Bill and Mary tried to think of other things. The Friday before Christmas, their neighbors stopped by the post office and brought back a notice that there was a package waiting for Bill and Mary there. The problem was that the post office was way across town and Bill and Mary didn’t even have enough money for the bus ride to go and pick it up. They told themselves it probably didn’t matter anyway, government offices have a way of closing way before the posted hours in Africa, particularly before a holiday. But their neighbors said they were going back by there later in the afternoon and just incase it was still open, would stop in and check. It was 5:25 PM when their neighbors arrived at the post office, which was scheduled to close at 5:30PM. There was no one there except one lone worker, cleaning up. They handed him the slip signed by the Beauvais’. He disappeared into the back room and in short order, came out with a large package. The return address was Jim and Cindy Judge, Wheaton Illinois and the postmark was February. Cindy had sent the box of items in response to a request Mary had made in a letter almost a year earlier, asking mostly for some unglamorous but unavailable items like a new mop head and tile grout. Cindy, taking seriously Mary’s admonition not to spend a lot on postage, had sent the thing surface mail. The post office apparently took the word “surface” literally. Where the thing had spent the last nine months was anyone’s guess; it must have been rowed across the Atlantic.

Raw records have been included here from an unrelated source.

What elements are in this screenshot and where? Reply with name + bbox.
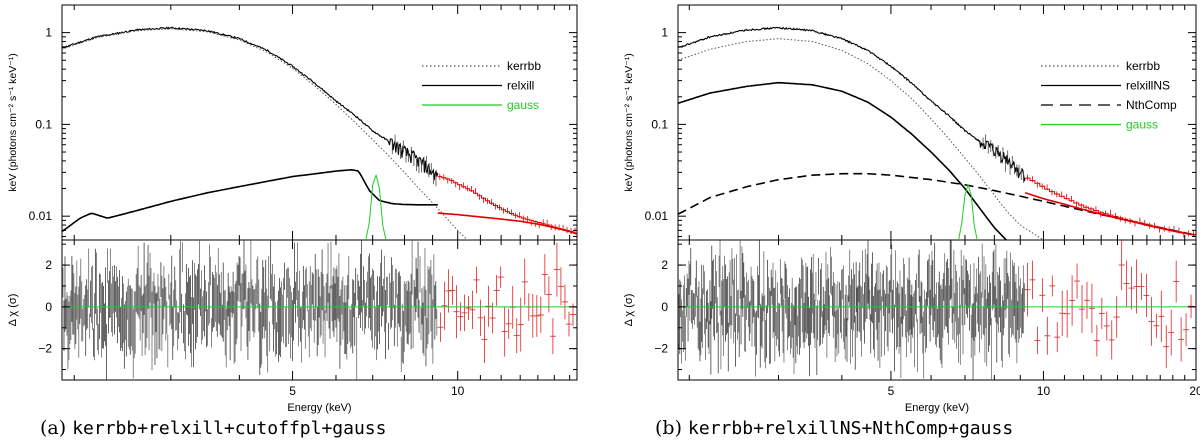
series-data <box>62 26 439 187</box>
caption-a-label: (a) <box>40 417 67 439</box>
y-axis-label-bottom: Δ χ (σ) <box>7 294 19 327</box>
caption-b-label: (b) <box>655 417 682 439</box>
x-tick-label: 10 <box>451 384 465 398</box>
residual-area <box>62 240 576 380</box>
y-axis-label-top: keV (photons cm⁻² s⁻¹ keV⁻¹) <box>623 53 635 192</box>
series-relxillns <box>678 81 1008 240</box>
y-axis-label-bottom: Δ χ (σ) <box>623 294 635 327</box>
y-tick-label: 0.01 <box>29 209 53 223</box>
chart-panel-a: 0.01 0.1 1 −2 0 2 5 10 Energy (keV) keV (photons … <box>7 4 578 414</box>
x-tick-label: 10 <box>1037 384 1051 398</box>
y-tick-label: 0.1 <box>35 117 52 131</box>
series-relxill <box>62 168 438 233</box>
residual-points <box>62 240 576 380</box>
x-tick-label: 5 <box>888 384 895 398</box>
series-data-hi <box>1025 174 1196 238</box>
residual-area <box>678 240 1195 380</box>
caption-b: (b) kerrbb+relxillNS+NthComp+gauss <box>655 417 1013 439</box>
y-axis-top: 0.01 0.1 1 <box>29 4 577 238</box>
legend-label: kerrbb <box>507 59 541 73</box>
series-data-hi-step <box>437 176 577 234</box>
series-data-hi-step <box>1025 177 1196 235</box>
y-axis-top: 0.01 0.1 1 <box>645 4 1196 238</box>
y-tick-label: 0 <box>661 300 668 314</box>
series-nthcomp <box>678 172 1193 236</box>
y-axis-label-top: keV (photons cm⁻² s⁻¹ keV⁻¹) <box>7 53 19 192</box>
legend-label: gauss <box>507 98 539 112</box>
spectrum-area <box>678 26 1196 240</box>
y-tick-label: 2 <box>661 258 668 272</box>
series-data-trace <box>62 26 439 181</box>
legend-label: kerrbb <box>1126 59 1160 73</box>
y-tick-label: 1 <box>45 26 52 40</box>
top-frame <box>677 4 1197 241</box>
y-axis-bottom: −2 0 2 <box>654 243 1196 371</box>
chart-panel-b: 0.01 0.1 1 −2 0 2 5 10 20 Energy (keV) keV (photon… <box>623 4 1200 414</box>
y-tick-label: −2 <box>654 342 668 356</box>
x-axis: 5 10 Energy (keV) <box>73 5 571 414</box>
series-gauss <box>958 183 978 240</box>
x-axis-label: Energy (keV) <box>287 402 351 414</box>
y-tick-label: 0.01 <box>645 209 669 223</box>
x-tick-label: 20 <box>1189 384 1200 398</box>
series-data-trace <box>678 26 1026 182</box>
y-axis-bottom: −2 0 2 <box>38 243 577 371</box>
x-axis-label: Energy (keV) <box>905 402 969 414</box>
y-tick-label: 0 <box>45 300 52 314</box>
legend: kerrbb relxillNS NthComp gauss <box>1041 59 1177 132</box>
series-gauss <box>365 174 387 240</box>
y-tick-label: 2 <box>45 258 52 272</box>
series-kerrbb <box>678 38 1045 240</box>
x-axis: 5 10 20 Energy (keV) <box>688 5 1200 414</box>
series-model-hi <box>437 212 577 235</box>
series-data-hi <box>437 173 577 235</box>
legend-label: gauss <box>1126 118 1158 132</box>
series-model-hi <box>1024 191 1195 236</box>
x-tick-label: 5 <box>289 384 296 398</box>
legend: kerrbb relxill gauss <box>422 59 541 112</box>
caption-a: (a) kerrbb+relxill+cutoffpl+gauss <box>40 417 386 439</box>
series-data <box>678 26 1026 183</box>
spectrum-area <box>62 26 577 240</box>
y-tick-label: 1 <box>661 26 668 40</box>
legend-label: relxill <box>507 79 534 93</box>
legend-label: NthComp <box>1126 98 1177 112</box>
caption-b-model: kerrbb+relxillNS+NthComp+gauss <box>688 418 1014 439</box>
residual-points <box>678 240 1195 380</box>
caption-a-model: kerrbb+relxill+cutoffpl+gauss <box>72 418 387 439</box>
y-tick-label: 0.1 <box>651 117 668 131</box>
series-kerrbb <box>62 28 469 240</box>
y-tick-label: −2 <box>38 342 52 356</box>
legend-label: relxillNS <box>1126 79 1170 93</box>
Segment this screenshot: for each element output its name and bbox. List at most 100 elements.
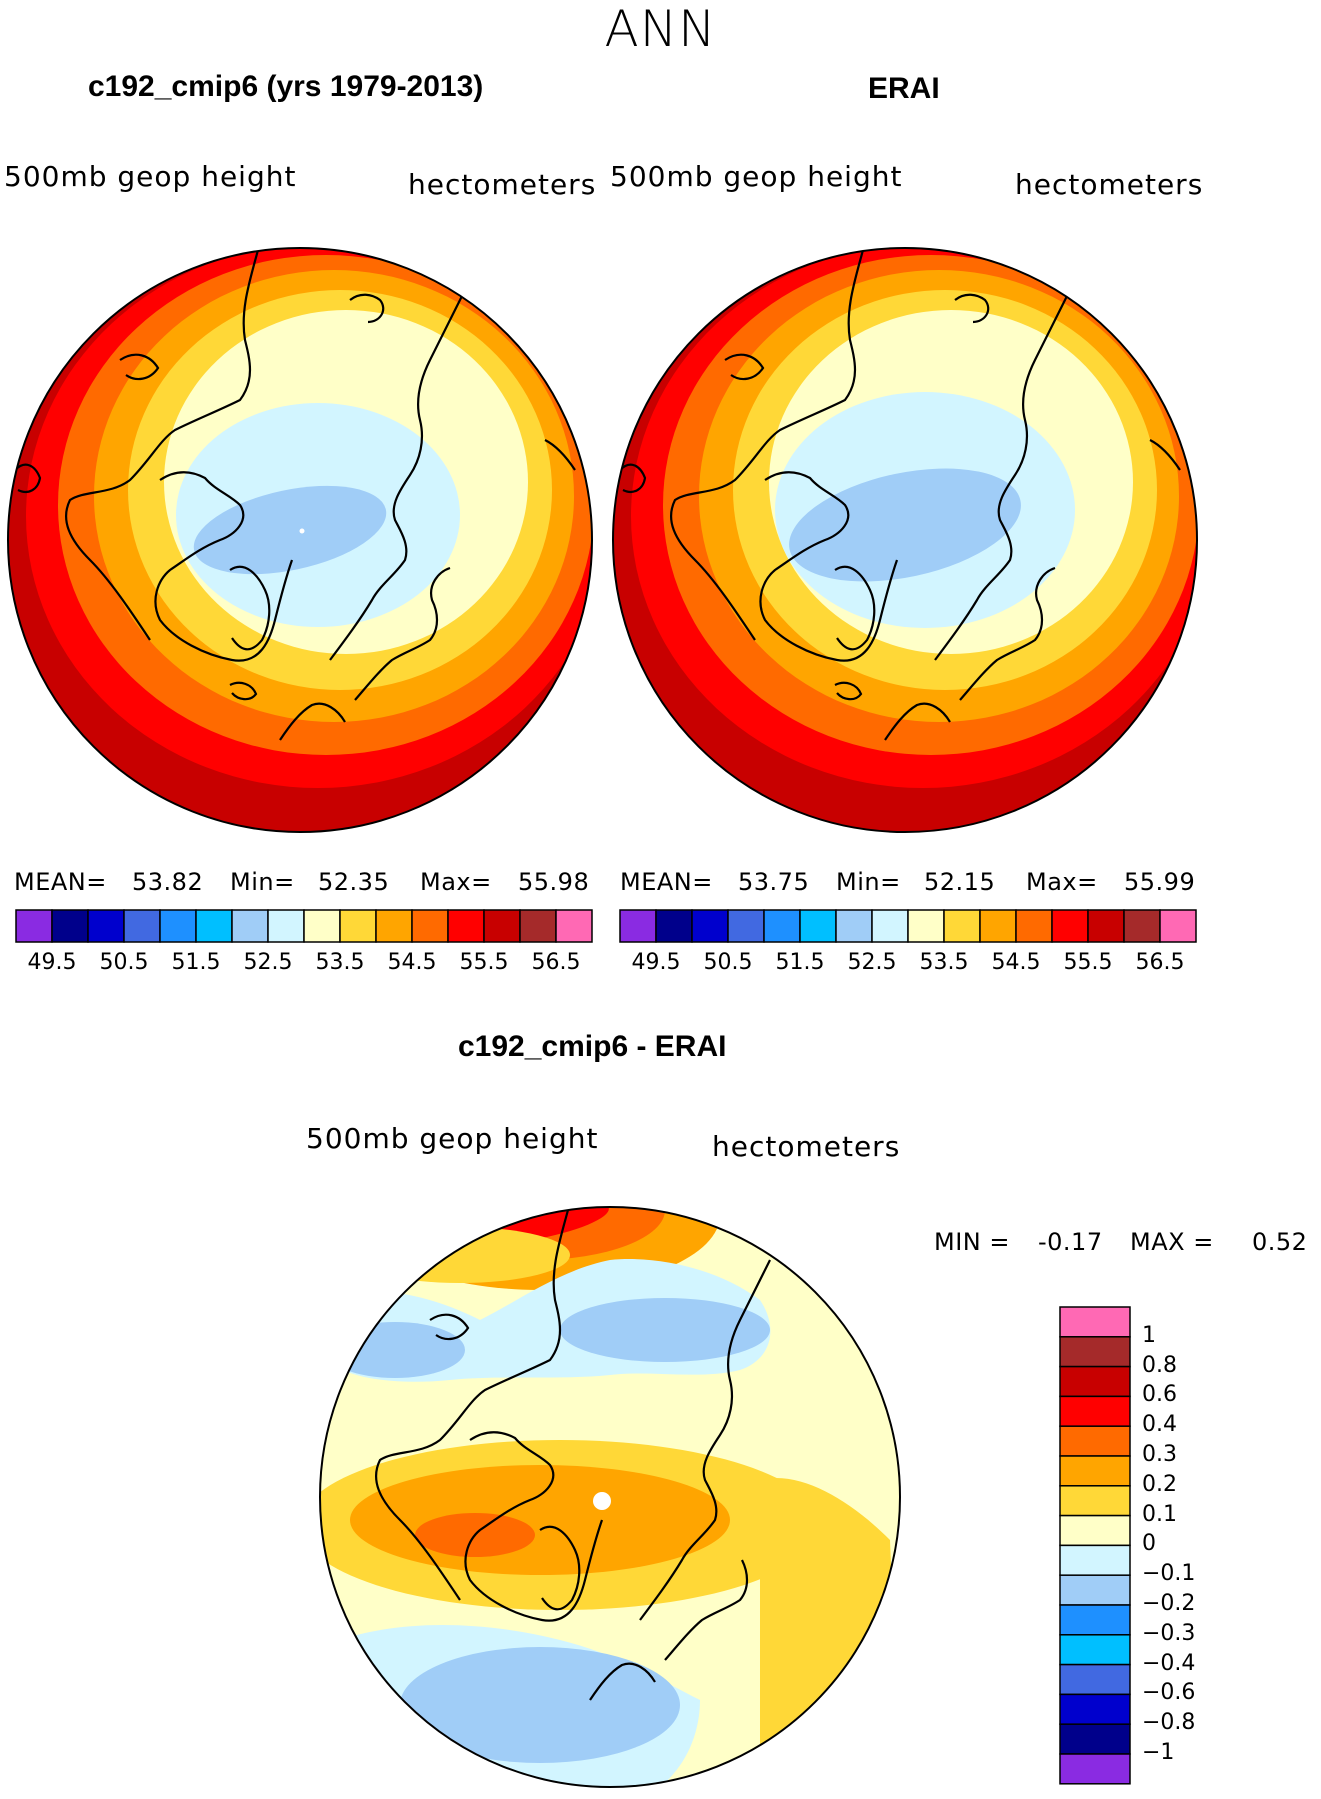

While putting the package together, as my wife is wont to do, Cindy also included several other unspecified items: clothing for their girls, music tapes, books, fun things from around the house. She found lots of things for Ryan’s two older sisters, who were the same age as our girls, but nothing seemed very appropriate for a 4-year-old boy. Just before closing the box, one item caught her eye. It was a toy from a McDonald’s Happy Meal, something we had gotten several years before. A toy promoting the animated film, the Land Before Time. It was a dinosaur. A brontosaurus. A pink brontosaurus to be exact. Cindy tucked it deeply into the bottom of the box and hoped it would do. When Mary and Bill unpacked the box in their room that night, item by item, they were overwhelmed by the things inside. There was something for everyone, everyone except Ryan.  But when they reached the bottom and pulled out that last item, that pink dinosaur, that one thing utterly impossible to deliver, that thing no adult would be foolish enough to even consider praying for, they were stunned. It was a gift from the “other” list. A gift from a loving Father that required so much knowing, so much care, so much attention that it overwhelmed them. It was as if the sky had cracked open and allowed, for just a moment, a sweet glimpse of His smiling face, a glimpse we seem to catch far too seldom. It wasn’t a very big miracle. Not a million dollars or a life saved. It was a small item really, but maybe, maybe the greatest of Christmas miracles always come wrapped in small packages. Maybe they are, in a way, the simple syllables of God’s love language.